Results: 20 patients (WHO grade I: n=5, II: n=7, III: n=8) were identified. Medium follow-up was 20 months. All patients had progressive disease prior to PRRT. 50% of patients achieved stable disease for a median of 17 months. Median progression-free survival (PFS) was 5.4 months for all patients. Stratification according to WHO grade showed a median PFS of 32.2 months for grade I tumors (7.2 for grade II, 2.1 for grade III). PFS at 6 months was 100% for grade I, 57% for grade II and 0% for grade III. Median overall survival (OS) was OS 17.2 months in WHO grade III patients and not reached for WHO I and II. 68Ga-DOTATOC/-TATE-PET/CT analysis showed that high pretherapeutic tracer uptake was correlated with longer PFS. SUVmax and SUVmean were significantly higher in lesions stable at 6 months as assessed by an individual analysis of single meningioma lesions (p<0.05). Immunohistochemistry demonstrated that high SSTR-IIA expression was associated with longer PFS. Side effects included reversible lymphocytopenia in 70% of patients and in single patients fatigue, alopecia, pituitary insufficiency and impaired wound healing.

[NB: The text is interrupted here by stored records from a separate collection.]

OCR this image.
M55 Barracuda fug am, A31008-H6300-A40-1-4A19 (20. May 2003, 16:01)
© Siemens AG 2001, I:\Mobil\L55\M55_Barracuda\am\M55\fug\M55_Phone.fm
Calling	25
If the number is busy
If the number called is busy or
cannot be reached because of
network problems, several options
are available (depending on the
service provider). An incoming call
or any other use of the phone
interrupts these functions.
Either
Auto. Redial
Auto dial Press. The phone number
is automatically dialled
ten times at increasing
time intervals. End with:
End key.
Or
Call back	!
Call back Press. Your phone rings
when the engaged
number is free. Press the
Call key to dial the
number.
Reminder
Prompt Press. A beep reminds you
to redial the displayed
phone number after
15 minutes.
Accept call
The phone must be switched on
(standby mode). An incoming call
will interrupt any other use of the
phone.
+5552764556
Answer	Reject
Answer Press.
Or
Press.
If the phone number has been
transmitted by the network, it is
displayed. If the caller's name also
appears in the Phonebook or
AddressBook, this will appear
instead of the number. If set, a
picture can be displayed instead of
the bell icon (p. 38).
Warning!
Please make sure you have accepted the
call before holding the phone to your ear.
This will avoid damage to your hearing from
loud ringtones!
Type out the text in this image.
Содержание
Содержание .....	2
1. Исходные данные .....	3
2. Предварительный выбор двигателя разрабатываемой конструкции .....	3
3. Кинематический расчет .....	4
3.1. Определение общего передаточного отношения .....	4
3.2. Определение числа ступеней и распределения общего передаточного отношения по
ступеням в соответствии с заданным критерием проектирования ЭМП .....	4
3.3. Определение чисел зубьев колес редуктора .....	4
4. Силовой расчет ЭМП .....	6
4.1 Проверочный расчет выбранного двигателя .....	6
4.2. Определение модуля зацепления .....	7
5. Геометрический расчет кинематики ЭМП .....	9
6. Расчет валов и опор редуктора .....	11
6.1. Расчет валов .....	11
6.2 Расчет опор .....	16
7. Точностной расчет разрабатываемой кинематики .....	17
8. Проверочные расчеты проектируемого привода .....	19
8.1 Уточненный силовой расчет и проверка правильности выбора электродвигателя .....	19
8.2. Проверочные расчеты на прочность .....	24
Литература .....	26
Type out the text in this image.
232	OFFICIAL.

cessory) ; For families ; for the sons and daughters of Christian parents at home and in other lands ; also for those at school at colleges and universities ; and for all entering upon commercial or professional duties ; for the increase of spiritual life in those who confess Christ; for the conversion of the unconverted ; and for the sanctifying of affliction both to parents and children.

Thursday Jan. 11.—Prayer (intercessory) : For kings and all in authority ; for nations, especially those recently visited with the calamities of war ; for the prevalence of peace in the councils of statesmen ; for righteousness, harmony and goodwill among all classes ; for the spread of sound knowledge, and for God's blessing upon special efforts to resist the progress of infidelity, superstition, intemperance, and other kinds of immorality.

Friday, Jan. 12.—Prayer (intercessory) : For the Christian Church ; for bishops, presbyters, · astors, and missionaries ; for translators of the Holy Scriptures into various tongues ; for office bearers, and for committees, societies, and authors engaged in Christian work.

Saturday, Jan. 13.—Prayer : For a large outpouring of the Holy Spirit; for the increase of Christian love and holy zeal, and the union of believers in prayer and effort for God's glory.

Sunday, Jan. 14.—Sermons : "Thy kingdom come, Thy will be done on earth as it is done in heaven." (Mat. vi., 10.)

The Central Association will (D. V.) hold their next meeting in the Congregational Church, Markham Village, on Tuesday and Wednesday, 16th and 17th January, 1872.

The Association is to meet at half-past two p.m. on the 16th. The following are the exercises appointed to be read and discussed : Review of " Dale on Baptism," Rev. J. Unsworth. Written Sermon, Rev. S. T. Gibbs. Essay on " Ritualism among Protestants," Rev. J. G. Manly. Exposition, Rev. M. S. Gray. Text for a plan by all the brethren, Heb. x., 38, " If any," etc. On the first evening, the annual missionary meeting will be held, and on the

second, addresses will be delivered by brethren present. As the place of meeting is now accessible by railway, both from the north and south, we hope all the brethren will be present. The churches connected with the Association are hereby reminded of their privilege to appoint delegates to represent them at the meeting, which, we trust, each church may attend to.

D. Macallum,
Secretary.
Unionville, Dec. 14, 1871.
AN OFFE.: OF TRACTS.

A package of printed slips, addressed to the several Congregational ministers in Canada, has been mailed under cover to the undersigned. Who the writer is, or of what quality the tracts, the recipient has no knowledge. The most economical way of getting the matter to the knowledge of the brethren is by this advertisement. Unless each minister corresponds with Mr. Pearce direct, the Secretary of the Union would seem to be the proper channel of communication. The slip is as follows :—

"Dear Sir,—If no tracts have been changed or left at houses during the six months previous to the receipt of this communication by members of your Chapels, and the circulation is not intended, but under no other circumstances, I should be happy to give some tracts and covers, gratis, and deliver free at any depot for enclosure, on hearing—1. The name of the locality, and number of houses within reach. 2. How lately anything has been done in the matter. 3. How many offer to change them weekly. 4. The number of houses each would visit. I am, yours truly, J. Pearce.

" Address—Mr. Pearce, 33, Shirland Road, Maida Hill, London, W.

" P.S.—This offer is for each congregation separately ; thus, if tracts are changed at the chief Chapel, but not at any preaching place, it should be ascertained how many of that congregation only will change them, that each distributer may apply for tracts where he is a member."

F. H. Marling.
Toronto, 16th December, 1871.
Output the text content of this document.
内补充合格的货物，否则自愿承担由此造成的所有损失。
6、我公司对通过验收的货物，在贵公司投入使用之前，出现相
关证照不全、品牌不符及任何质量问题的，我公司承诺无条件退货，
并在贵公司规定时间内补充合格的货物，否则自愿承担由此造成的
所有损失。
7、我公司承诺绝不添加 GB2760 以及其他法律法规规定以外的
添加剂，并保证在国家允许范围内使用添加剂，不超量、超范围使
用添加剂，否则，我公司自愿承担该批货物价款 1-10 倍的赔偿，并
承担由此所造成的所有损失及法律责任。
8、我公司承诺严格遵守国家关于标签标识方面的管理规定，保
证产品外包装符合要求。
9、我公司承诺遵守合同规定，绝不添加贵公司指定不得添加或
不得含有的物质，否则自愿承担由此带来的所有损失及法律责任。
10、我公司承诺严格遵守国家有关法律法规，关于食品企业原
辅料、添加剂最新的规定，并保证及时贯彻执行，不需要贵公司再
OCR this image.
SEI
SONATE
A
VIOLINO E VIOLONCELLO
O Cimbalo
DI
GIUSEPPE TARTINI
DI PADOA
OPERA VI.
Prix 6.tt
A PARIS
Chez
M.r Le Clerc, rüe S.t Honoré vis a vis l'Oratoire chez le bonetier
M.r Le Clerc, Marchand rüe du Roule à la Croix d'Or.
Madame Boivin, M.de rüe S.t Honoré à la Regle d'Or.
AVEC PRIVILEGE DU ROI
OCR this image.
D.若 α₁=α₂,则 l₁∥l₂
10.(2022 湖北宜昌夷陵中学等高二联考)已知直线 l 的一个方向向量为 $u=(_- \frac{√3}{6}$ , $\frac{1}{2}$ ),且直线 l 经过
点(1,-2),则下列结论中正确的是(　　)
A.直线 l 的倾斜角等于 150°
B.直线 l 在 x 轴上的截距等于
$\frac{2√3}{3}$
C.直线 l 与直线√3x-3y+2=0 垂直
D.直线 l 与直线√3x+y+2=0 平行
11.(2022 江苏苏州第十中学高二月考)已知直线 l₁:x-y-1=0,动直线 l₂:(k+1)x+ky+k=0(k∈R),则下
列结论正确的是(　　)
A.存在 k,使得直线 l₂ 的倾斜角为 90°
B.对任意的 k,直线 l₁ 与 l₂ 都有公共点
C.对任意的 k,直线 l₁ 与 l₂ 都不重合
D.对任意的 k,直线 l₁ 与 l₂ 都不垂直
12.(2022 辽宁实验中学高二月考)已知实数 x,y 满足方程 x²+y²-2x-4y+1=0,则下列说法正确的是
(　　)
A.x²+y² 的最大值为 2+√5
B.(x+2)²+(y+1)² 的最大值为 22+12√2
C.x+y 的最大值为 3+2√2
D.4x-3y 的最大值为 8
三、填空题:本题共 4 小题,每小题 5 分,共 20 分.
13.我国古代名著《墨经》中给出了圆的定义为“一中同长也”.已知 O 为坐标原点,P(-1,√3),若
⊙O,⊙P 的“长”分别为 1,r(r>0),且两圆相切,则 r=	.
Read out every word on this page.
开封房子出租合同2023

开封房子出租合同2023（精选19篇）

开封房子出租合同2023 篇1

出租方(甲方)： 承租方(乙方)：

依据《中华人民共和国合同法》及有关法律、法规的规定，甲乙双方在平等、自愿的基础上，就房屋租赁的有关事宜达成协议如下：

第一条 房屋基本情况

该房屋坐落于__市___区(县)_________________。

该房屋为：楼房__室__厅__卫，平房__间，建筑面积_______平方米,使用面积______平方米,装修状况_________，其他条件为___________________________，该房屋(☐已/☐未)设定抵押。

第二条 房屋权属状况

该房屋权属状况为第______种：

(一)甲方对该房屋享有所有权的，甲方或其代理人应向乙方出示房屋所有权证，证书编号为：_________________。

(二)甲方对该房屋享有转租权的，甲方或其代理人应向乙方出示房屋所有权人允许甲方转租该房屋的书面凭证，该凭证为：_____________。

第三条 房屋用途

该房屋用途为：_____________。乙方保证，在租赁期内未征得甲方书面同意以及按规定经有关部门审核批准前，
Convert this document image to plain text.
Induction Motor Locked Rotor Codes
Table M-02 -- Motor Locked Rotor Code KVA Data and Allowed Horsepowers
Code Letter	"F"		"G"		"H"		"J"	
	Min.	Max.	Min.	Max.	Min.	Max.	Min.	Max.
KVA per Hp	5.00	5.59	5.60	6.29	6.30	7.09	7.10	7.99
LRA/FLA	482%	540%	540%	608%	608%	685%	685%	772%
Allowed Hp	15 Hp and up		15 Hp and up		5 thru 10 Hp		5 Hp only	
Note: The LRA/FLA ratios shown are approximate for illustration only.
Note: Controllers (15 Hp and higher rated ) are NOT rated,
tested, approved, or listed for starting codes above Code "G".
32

Conclusions: PRRT is a safe therapy option in patients with progressive meningioma. Compared to historic benchmarks from the literature, PFS was superior in patients with grade I and II tumors, but not in WHO grade III tumors. Pretherapeutic 68Ga-DOTATOC/-TATE-PET/CT tracer uptake was associated with treatment response and might therefore help to tailor treatment.